Lesson 3: Color can draw attention and lead the viewer to a conclusion. Glasses, hair, and background elements are in strong recognizable colors depicting me in 2014. I had brought along the actual drapery fabric from the photo as background but Donna suggested I use symbols to highlight my rughooking journey.
I selected two award winning designs My Mountain State and Mountain Treeline. The abstract hooked blue/purple skyline reproduces the first and the appliquéd colored tree shapes infer the latter and my favorite season. One more element that describes me is living in a log home here in West Virginia. I decided to take the right third behind the face to show that structure. Simple horizontal lines of dark texture and natural linen became the logs.

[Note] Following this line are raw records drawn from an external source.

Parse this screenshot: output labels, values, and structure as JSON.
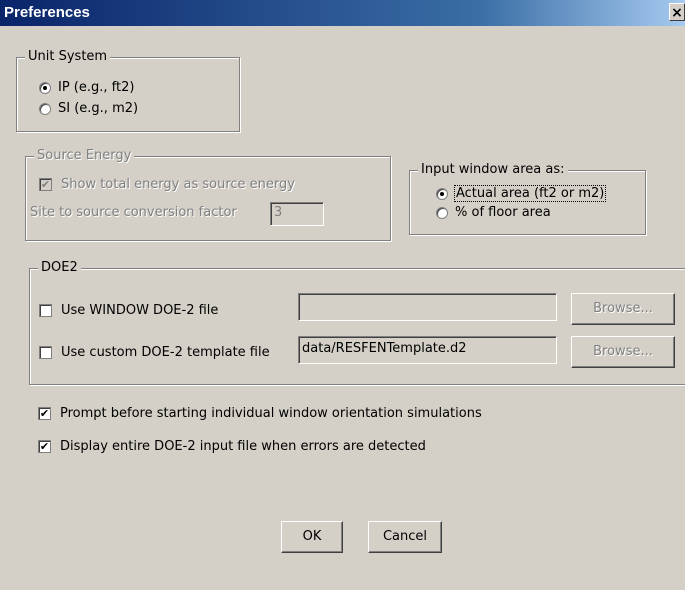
{
  "window": {
    "title": "Preferences",
    "close_glyph": "×"
  },
  "unit_system": {
    "legend": "Unit System",
    "options": [
      {
        "label": "IP (e.g., ft2)",
        "selected": true
      },
      {
        "label": "SI (e.g., m2)",
        "selected": false
      }
    ]
  },
  "source_energy": {
    "legend": "Source Energy",
    "show_total_label": "Show total energy as source energy",
    "show_total_checked": true,
    "factor_label": "Site to source conversion factor",
    "factor_value": "3"
  },
  "window_area": {
    "legend": "Input window area as:",
    "options": [
      {
        "label": "Actual area (ft2 or m2)",
        "selected": true
      },
      {
        "label": "% of floor area",
        "selected": false
      }
    ]
  },
  "doe2": {
    "legend": "DOE2",
    "window_file": {
      "label": "Use WINDOW DOE-2 file",
      "checked": false,
      "value": "",
      "browse_label": "Browse..."
    },
    "template_file": {
      "label": "Use custom DOE-2 template file",
      "checked": false,
      "value": "data/RESFENTemplate.d2",
      "browse_label": "Browse..."
    }
  },
  "options": {
    "prompt_label": "Prompt before starting individual window orientation simulations",
    "prompt_checked": true,
    "display_label": "Display entire DOE-2 input file when errors are detected",
    "display_checked": true
  },
  "buttons": {
    "ok": "OK",
    "cancel": "Cancel"
  },
  "check_glyph": "✔"
}
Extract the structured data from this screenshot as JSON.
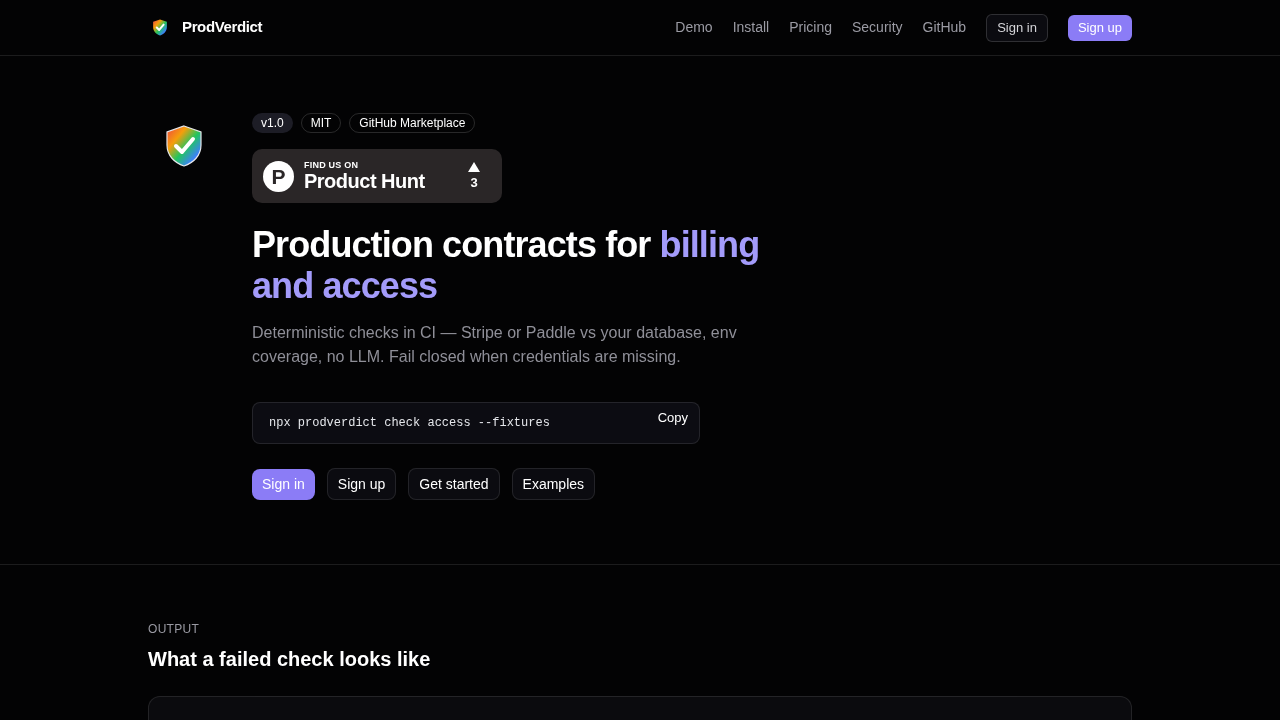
{
  "header": {
    "brand": "ProdVerdict",
    "links": [
      "Demo",
      "Install",
      "Pricing",
      "Security",
      "GitHub"
    ],
    "buttons": [
      {
        "label": "Sign in",
        "kind": "outline"
      },
      {
        "label": "Sign up",
        "kind": "primary"
      }
    ]
  },
  "hero": {
    "badges": [
      {
        "label": "v1.0",
        "kind": "filled"
      },
      {
        "label": "MIT",
        "kind": "outline"
      },
      {
        "label": "GitHub Marketplace",
        "kind": "outline"
      }
    ],
    "product_hunt": {
      "logo_letter": "P",
      "kicker": "FIND US ON",
      "name": "Product Hunt",
      "upvotes": "3"
    },
    "title": {
      "text": "Production contracts for",
      "highlight": "billing and access"
    },
    "description": "Deterministic checks in CI — Stripe or Paddle vs your database, env coverage, no LLM. Fail closed when credentials are missing.",
    "command": {
      "code": "npx prodverdict check access --fixtures",
      "copy_label": "Copy"
    },
    "buttons": [
      {
        "label": "Sign in",
        "kind": "primary"
      },
      {
        "label": "Sign up",
        "kind": "secondary"
      },
      {
        "label": "Get started",
        "kind": "secondary"
      },
      {
        "label": "Examples",
        "kind": "secondary"
      }
    ]
  },
  "output_section": {
    "eyebrow": "OUTPUT",
    "title": "What a failed check looks like"
  }
}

Lesson 4: Simplify but complete the story. I almost forgot a major element in Ruckman Mill Farm’s pattern line is FRAKTUR designs. What motifs could I insert into this natural setting that would read PA German folk art? Of course! The circle from Baptism Certificate which has my birth date, parents and my name was printed and laminated to become a pin on the shirt. I signed the piece and added one more symbol all in one.
Lesson 5: If it is not right, fix it. All along you will notice I got closer to a recognizable rendition of Susan Feller except for the LIPS. Donna said the lower lip usually is lighter because it protrudes slightly. She suggested using one size larger cut for the lower lip and both larger than the #3 cuts for the face. I looked at the photo and convinced myself the reverse would be true in my case. Extreme light and dark values were chosen, wide cuts, narrower, slightly up turned, straight across all not quite right. I pulled out Anne-Marie Littenberg’s book Hooked Rug Portraits by Stackpole Books and read through it. There was one image similar to mine that used several different values to portray the light on lips. Posted that version on Facebook and received accolades. But it was not until I asked Roslyn Logsdon to critique the lips that I heard the answer: AGAIN—“the lower lip needs to be lighter!!!!!!”

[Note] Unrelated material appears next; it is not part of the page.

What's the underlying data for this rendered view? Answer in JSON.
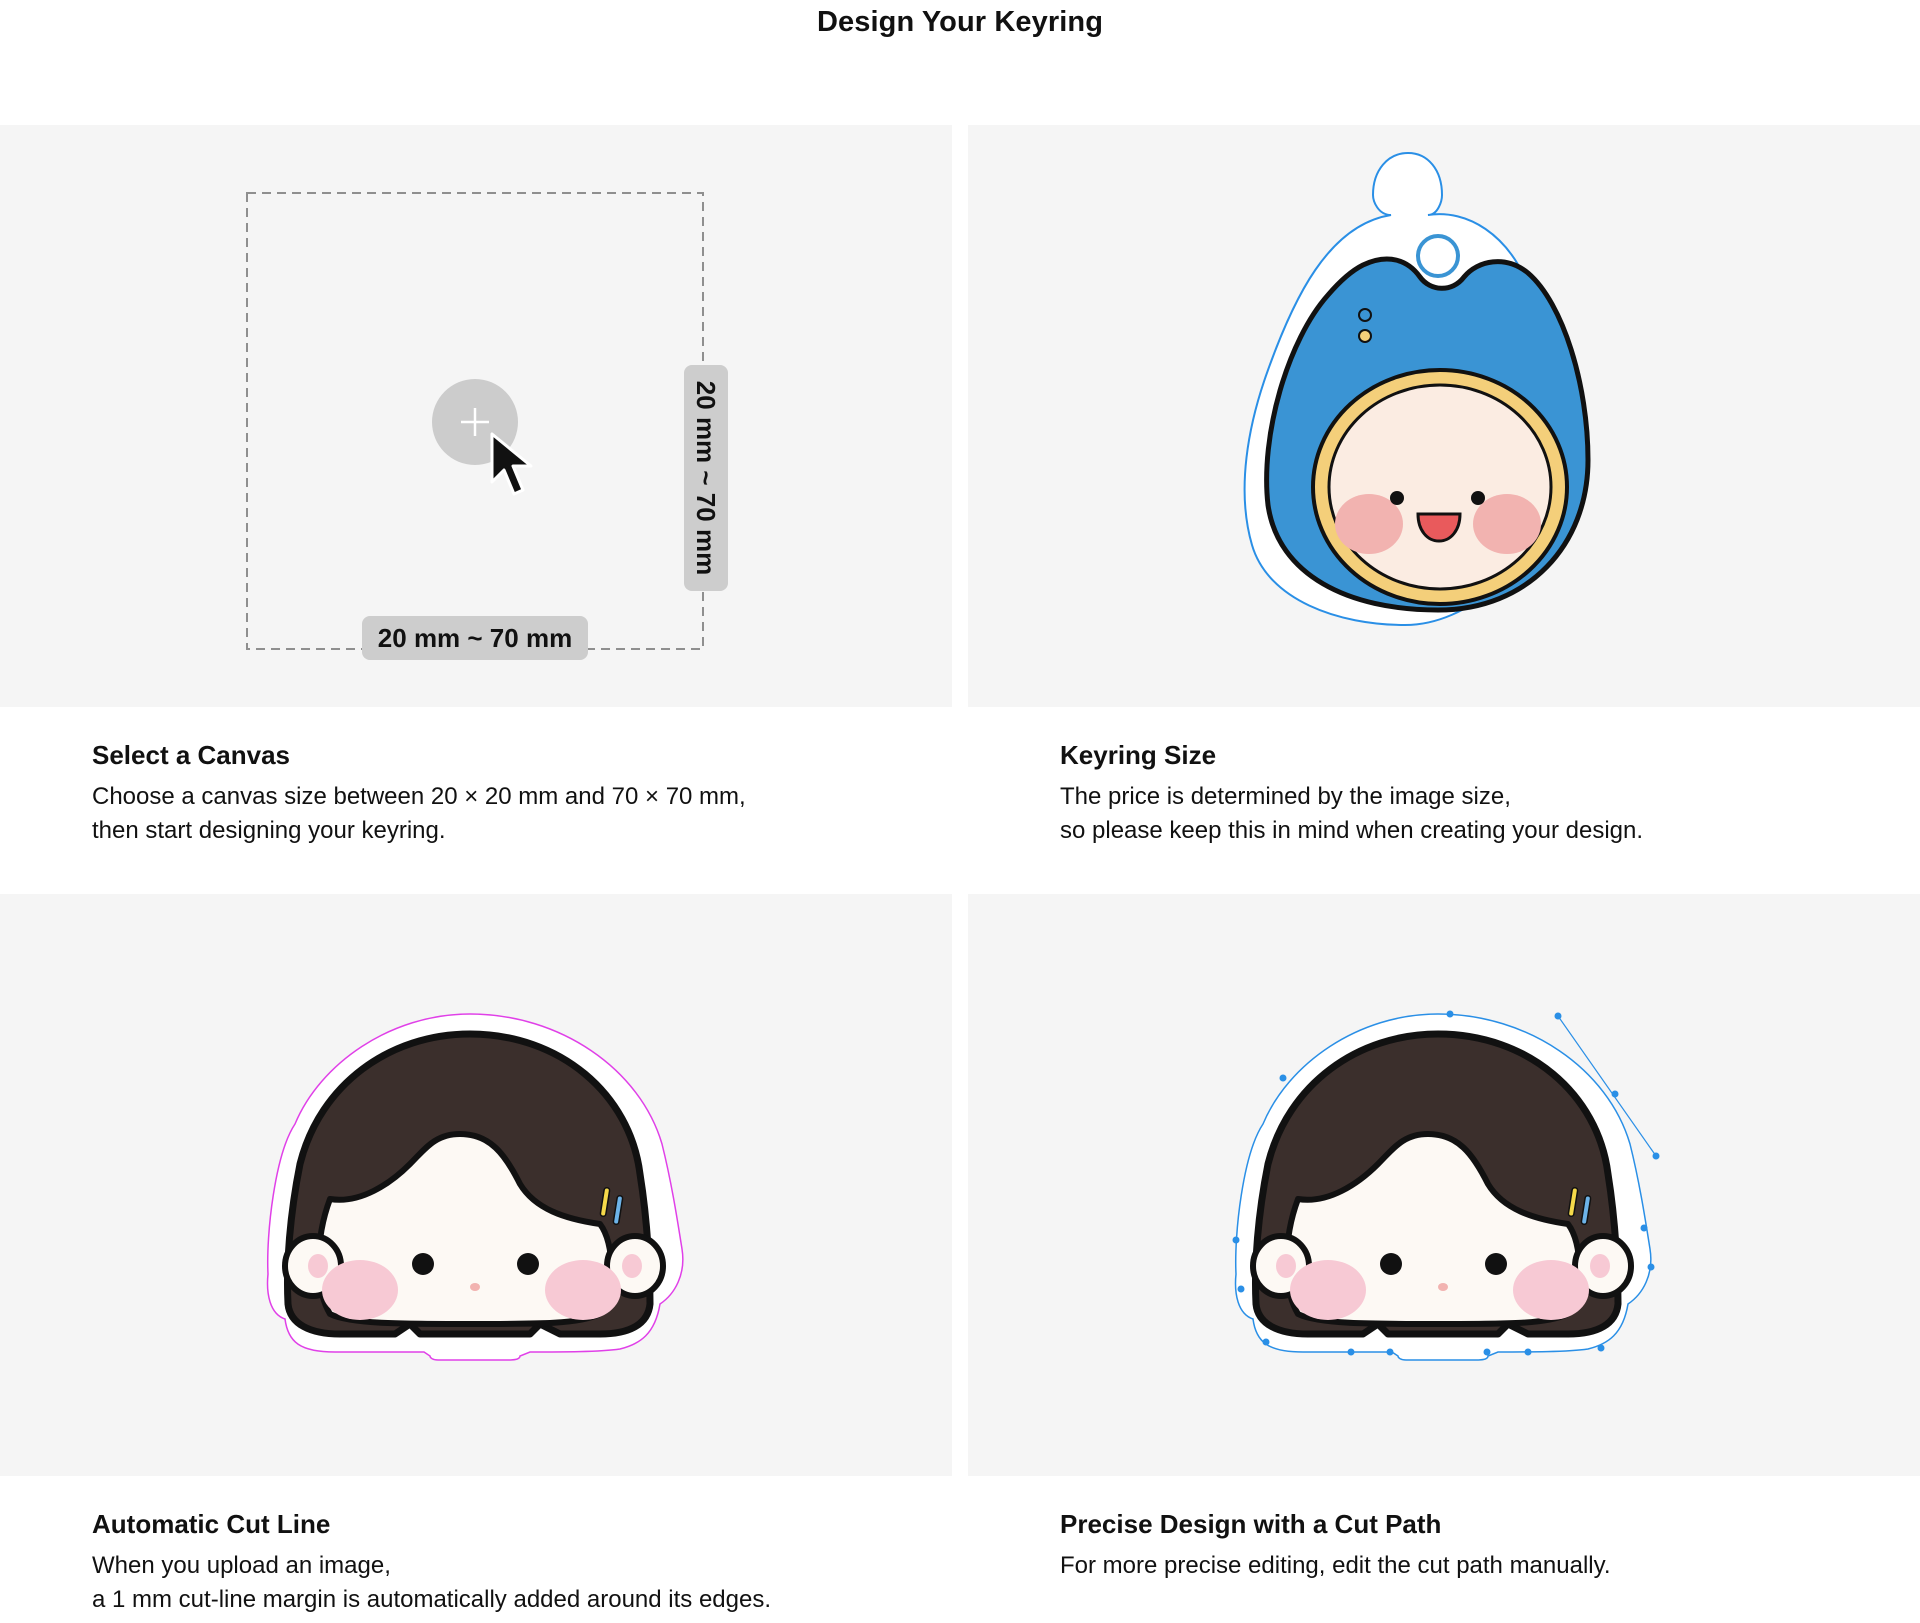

Lesson 6: Use the right tools from your tool box. My life has involved textiles since childhood. Hand sewing, embroidery, dying fabric and using found objects often shows up in the wall art I create. No reason to restrict this historical portrait to just rughooking. I added my favorite linen shirt, sea glass jewelry, embroidery and appliqué to enhance the hooked features and intend to finish the piece with a tramp art frame. What fun!